あとがきと予告



 この物語、実は一番最初の構想段階ではもっとコメディ寄りと申しますか、コメディ一辺倒の緩くて軽い物語になる予定でした。真面目で苦労人の勇者と、使えない仲間達。でもそんな彼らを決して見捨てたりしない勇者がどんどん面倒事を背負い込んでいく話。


 ですから、ぼうっとしたお花の妖精の魔法使いと体力ゼロの神官、楽しく歌っているだけの吟遊詩人、凄腕魔術師でもなんでもないただの物知りな賢者──彼らの設定は、彼らを「お荷物」にするために生まれたものでした。仲間が全員後衛職で剣士の勇者が忙しいのに加え、一人一人も役立たずである、と。


 けれどある日、プロットを考えていて気づいたのです。「あれ? この仲間達、案外使えるぞ……?」と。
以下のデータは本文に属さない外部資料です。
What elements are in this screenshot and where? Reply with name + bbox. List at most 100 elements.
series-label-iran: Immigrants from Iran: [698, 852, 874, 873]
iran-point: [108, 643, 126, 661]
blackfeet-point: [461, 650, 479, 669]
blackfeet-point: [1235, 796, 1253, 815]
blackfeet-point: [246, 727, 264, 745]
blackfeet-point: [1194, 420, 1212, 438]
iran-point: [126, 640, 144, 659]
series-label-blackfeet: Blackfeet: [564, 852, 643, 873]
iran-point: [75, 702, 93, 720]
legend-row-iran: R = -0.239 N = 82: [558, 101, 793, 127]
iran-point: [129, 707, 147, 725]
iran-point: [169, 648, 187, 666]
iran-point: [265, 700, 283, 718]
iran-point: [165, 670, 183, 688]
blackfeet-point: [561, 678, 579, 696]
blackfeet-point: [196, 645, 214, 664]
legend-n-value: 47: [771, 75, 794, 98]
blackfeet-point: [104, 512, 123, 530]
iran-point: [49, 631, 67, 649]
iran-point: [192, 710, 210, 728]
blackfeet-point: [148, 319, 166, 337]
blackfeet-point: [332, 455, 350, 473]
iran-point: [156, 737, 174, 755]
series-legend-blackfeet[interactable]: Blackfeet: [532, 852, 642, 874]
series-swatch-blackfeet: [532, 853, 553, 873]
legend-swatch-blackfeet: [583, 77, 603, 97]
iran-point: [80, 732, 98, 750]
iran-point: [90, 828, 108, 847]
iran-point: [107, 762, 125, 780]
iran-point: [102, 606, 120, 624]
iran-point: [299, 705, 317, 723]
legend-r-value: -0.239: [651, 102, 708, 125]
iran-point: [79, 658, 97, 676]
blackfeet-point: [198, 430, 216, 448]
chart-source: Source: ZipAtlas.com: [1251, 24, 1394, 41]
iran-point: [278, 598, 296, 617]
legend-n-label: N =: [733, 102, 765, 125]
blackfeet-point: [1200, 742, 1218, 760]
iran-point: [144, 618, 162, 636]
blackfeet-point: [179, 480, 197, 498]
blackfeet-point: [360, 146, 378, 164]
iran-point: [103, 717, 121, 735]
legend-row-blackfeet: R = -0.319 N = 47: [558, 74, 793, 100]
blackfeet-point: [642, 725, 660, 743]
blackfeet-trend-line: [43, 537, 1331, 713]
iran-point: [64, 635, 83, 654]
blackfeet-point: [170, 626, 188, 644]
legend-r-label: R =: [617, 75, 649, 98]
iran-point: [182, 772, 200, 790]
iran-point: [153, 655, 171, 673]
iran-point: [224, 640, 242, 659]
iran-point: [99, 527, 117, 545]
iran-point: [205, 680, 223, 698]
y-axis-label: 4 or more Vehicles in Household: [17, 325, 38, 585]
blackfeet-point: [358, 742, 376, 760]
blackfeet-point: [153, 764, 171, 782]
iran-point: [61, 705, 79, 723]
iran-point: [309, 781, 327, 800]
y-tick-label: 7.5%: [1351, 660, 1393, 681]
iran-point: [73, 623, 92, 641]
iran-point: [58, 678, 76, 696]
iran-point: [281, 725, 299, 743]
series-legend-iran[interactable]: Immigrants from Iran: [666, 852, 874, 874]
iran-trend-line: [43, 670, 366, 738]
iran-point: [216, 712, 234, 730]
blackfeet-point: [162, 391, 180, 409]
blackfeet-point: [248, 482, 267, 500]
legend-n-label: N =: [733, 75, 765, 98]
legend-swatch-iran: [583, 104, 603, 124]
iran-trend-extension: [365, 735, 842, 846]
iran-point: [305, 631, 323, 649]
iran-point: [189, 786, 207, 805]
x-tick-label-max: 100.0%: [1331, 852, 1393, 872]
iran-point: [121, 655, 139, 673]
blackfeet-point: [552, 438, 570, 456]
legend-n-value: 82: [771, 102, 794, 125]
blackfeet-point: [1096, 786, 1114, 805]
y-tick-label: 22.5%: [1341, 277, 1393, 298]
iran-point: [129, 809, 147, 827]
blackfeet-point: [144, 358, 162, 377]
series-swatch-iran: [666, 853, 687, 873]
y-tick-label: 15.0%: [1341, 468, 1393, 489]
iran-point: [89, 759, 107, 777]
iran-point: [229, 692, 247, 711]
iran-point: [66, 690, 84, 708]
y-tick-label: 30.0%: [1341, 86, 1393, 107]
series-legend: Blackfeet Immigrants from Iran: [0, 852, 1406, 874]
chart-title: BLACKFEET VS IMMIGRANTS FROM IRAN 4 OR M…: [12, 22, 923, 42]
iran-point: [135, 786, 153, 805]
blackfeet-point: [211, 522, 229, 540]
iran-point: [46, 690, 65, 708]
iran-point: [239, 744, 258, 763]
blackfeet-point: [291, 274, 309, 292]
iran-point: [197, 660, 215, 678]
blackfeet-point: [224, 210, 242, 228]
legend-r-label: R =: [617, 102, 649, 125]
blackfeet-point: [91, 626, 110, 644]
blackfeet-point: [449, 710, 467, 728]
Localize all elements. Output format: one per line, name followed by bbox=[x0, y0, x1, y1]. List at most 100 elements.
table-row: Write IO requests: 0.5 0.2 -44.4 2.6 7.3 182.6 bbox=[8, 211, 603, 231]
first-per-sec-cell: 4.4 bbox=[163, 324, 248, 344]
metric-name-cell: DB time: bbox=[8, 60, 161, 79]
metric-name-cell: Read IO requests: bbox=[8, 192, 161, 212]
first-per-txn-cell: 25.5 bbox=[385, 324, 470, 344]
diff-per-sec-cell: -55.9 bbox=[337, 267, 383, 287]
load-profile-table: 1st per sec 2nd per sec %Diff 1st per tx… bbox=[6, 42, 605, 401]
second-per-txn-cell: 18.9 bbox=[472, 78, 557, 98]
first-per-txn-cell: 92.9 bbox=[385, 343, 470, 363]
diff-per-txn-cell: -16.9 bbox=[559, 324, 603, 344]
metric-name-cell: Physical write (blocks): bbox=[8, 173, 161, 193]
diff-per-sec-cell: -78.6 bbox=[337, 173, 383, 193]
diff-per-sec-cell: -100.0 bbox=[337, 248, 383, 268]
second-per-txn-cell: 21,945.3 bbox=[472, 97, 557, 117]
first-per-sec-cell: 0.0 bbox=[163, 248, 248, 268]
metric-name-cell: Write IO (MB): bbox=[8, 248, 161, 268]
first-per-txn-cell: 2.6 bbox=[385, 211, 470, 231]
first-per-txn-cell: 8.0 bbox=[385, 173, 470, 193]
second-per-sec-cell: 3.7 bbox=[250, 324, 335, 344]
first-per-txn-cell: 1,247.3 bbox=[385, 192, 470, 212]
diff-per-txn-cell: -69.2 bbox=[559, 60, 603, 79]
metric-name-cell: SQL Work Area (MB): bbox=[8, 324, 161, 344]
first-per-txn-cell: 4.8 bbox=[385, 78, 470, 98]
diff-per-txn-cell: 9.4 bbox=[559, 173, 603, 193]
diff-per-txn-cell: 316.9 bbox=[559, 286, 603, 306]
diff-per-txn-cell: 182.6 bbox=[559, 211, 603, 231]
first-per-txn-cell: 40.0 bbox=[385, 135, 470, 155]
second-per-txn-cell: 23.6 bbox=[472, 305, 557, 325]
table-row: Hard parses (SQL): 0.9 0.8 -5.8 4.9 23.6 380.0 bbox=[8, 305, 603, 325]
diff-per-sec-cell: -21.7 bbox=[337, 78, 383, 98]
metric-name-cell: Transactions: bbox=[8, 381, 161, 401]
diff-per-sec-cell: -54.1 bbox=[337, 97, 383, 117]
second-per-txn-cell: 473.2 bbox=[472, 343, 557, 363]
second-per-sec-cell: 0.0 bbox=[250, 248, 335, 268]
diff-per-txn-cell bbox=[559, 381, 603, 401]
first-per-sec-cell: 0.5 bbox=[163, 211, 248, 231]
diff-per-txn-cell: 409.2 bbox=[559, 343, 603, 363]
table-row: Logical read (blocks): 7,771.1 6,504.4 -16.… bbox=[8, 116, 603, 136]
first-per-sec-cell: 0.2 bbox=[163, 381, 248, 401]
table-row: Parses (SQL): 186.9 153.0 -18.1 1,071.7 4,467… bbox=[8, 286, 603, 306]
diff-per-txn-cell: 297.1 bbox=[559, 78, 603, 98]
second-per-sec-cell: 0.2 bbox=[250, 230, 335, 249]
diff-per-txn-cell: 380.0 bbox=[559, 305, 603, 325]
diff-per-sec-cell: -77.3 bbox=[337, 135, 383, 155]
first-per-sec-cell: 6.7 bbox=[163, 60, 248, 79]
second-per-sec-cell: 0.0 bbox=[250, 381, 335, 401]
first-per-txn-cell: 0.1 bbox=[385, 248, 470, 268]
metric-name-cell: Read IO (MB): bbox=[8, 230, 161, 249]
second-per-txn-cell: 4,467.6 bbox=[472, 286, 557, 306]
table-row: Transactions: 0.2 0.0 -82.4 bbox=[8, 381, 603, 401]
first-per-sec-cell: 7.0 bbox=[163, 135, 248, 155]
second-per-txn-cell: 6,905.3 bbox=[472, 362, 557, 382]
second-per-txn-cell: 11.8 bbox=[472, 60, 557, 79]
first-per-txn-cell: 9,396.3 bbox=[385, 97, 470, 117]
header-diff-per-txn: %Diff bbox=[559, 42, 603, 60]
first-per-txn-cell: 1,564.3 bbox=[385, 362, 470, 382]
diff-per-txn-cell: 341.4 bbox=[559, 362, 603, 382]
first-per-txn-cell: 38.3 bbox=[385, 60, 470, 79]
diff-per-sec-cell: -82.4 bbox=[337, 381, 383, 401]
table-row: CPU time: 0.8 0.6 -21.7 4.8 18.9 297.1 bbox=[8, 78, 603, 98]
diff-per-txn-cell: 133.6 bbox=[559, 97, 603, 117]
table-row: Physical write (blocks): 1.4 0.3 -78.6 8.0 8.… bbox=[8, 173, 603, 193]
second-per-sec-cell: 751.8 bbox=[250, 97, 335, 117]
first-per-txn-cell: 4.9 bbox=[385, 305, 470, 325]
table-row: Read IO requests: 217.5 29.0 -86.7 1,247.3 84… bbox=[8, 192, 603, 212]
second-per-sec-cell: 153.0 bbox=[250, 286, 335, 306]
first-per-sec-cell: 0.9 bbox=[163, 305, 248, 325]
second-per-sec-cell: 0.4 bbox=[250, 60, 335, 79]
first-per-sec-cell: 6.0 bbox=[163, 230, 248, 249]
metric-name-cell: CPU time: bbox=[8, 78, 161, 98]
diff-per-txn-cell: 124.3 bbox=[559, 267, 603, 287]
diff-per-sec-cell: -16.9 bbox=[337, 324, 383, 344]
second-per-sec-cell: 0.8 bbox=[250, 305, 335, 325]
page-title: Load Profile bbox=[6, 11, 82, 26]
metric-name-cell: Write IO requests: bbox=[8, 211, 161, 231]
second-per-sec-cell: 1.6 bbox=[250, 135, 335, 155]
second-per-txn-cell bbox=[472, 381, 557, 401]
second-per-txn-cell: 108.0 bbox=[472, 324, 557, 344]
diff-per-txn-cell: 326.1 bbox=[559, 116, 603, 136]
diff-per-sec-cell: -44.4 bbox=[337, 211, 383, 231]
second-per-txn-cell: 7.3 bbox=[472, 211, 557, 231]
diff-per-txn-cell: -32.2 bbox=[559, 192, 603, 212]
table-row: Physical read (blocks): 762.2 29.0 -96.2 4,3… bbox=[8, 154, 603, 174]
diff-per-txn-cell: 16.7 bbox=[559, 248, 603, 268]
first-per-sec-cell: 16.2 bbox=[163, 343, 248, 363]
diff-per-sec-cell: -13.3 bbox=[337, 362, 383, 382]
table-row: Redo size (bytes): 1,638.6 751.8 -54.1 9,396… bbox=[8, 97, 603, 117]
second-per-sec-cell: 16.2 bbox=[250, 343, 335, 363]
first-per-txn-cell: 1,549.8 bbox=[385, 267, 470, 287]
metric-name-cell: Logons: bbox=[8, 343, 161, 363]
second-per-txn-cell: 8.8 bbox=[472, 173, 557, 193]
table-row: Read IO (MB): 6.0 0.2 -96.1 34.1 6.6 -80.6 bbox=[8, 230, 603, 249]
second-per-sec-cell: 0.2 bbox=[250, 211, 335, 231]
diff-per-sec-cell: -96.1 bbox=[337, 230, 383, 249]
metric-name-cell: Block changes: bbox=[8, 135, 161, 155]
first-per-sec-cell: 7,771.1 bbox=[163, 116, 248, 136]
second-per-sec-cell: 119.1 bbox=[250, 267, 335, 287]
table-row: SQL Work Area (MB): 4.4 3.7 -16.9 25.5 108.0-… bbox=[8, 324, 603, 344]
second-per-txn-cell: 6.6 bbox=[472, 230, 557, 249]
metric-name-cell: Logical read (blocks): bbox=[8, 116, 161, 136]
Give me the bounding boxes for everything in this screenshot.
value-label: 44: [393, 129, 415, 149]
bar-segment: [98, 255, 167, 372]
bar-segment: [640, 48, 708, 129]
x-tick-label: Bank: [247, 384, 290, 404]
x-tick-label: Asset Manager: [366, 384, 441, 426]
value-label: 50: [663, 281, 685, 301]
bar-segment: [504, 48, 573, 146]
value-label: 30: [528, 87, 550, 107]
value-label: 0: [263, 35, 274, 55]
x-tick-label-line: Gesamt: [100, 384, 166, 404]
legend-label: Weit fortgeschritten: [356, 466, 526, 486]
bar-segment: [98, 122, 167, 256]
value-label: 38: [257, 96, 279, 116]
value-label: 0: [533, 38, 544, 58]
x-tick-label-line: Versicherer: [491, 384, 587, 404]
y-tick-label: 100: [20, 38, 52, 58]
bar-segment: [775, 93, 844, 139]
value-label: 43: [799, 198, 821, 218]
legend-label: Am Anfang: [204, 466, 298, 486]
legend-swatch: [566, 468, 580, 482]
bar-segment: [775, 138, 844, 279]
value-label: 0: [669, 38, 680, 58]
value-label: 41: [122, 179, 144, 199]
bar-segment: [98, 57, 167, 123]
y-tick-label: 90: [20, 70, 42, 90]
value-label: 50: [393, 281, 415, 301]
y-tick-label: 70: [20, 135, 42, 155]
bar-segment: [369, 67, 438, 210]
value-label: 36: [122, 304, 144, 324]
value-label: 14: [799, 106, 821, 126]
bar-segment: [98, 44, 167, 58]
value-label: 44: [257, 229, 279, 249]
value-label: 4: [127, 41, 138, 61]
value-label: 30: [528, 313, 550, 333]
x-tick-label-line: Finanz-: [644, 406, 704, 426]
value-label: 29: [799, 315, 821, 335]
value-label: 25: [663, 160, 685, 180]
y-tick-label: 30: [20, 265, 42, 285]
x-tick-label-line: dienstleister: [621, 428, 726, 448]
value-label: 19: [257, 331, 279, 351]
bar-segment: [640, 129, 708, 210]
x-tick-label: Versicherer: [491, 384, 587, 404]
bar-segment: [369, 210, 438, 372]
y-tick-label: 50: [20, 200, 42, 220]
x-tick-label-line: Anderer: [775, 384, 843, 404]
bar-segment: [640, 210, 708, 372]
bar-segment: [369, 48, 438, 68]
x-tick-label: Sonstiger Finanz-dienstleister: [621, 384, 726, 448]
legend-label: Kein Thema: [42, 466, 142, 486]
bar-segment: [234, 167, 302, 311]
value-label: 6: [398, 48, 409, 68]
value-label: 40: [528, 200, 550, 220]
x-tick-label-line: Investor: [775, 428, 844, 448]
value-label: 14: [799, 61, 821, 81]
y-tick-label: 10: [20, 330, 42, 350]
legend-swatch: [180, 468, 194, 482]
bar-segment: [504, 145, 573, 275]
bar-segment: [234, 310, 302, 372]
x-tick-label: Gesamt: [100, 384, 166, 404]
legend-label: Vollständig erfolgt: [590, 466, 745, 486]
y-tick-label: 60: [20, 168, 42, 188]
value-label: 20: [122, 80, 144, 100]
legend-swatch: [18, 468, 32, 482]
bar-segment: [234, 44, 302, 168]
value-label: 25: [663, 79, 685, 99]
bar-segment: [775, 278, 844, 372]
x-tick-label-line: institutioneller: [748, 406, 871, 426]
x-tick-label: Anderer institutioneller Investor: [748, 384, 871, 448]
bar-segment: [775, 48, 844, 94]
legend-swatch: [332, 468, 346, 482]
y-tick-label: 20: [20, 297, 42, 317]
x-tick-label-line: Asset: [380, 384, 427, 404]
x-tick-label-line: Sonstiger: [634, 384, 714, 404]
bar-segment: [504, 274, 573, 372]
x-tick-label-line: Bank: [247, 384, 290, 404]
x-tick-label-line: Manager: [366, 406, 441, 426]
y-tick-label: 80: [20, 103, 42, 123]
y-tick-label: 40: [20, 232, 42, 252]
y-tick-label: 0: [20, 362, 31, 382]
 そこから大きく物語の方向性が変わりました。ただのギャグから、もう少しちゃんとしたファンタジー寄りにプロットを全部組み直しました。異端審問官の存在が生まれたのもその時で、展開に恋愛要素が追加されたのもこの時です(恋愛については、最初の読者である我が配偶者殿の要望で組み込みました。ハイロが不気味なだけじゃないキャラクターになったのはあなたのおかげです、ありがとう)。


 『シダル』は私の処女作ですが、そういった事情故に「本当に初めて書いた文章」はもう消えてしまっています。プロローグだけはプロットを組む前に書いてあったので、そこそこ大幅に書き直されてしまったのです。最初期の文体をご覧になりたい方は第一話『狩人』をご覧下さい。


 初心者が短編ではなくいきなり百八十話の続きものを書こうと思ったのも馬鹿馬鹿しいかもしれませんが、けれど苦労しただけに良い物語になったと思います。プロットに一年、執筆に一年、それから読み返して矛盾をなくしたりする作業に半年くらい、それを終えてから投稿を始めました。


 ですから先に完結していた『ルヴァルフェンサ』や『魔法陣恐怖症』は『シダル』を完結まで書き終えてから──でもなく、シダルが完結して、十六万字程ある前日譚をもう一本書き上げてから書き始めた物語です。


 その前日譚がどんなものなのか……これは一週間後のお楽しみとさせて下さい。明日からこの続きに番外編を七本連日で投稿しますが、その七本目が次回作の予告編になっています。


 さて、長くなりましたが、改めまして『シダル』に最後までお付き合いいただきありがとうございました。この間抜けで幸福で真剣な旅路を彼らと共にして、たくさん笑っていただけたなら幸いです。番外編と前日譚も、ぜひお楽しみください。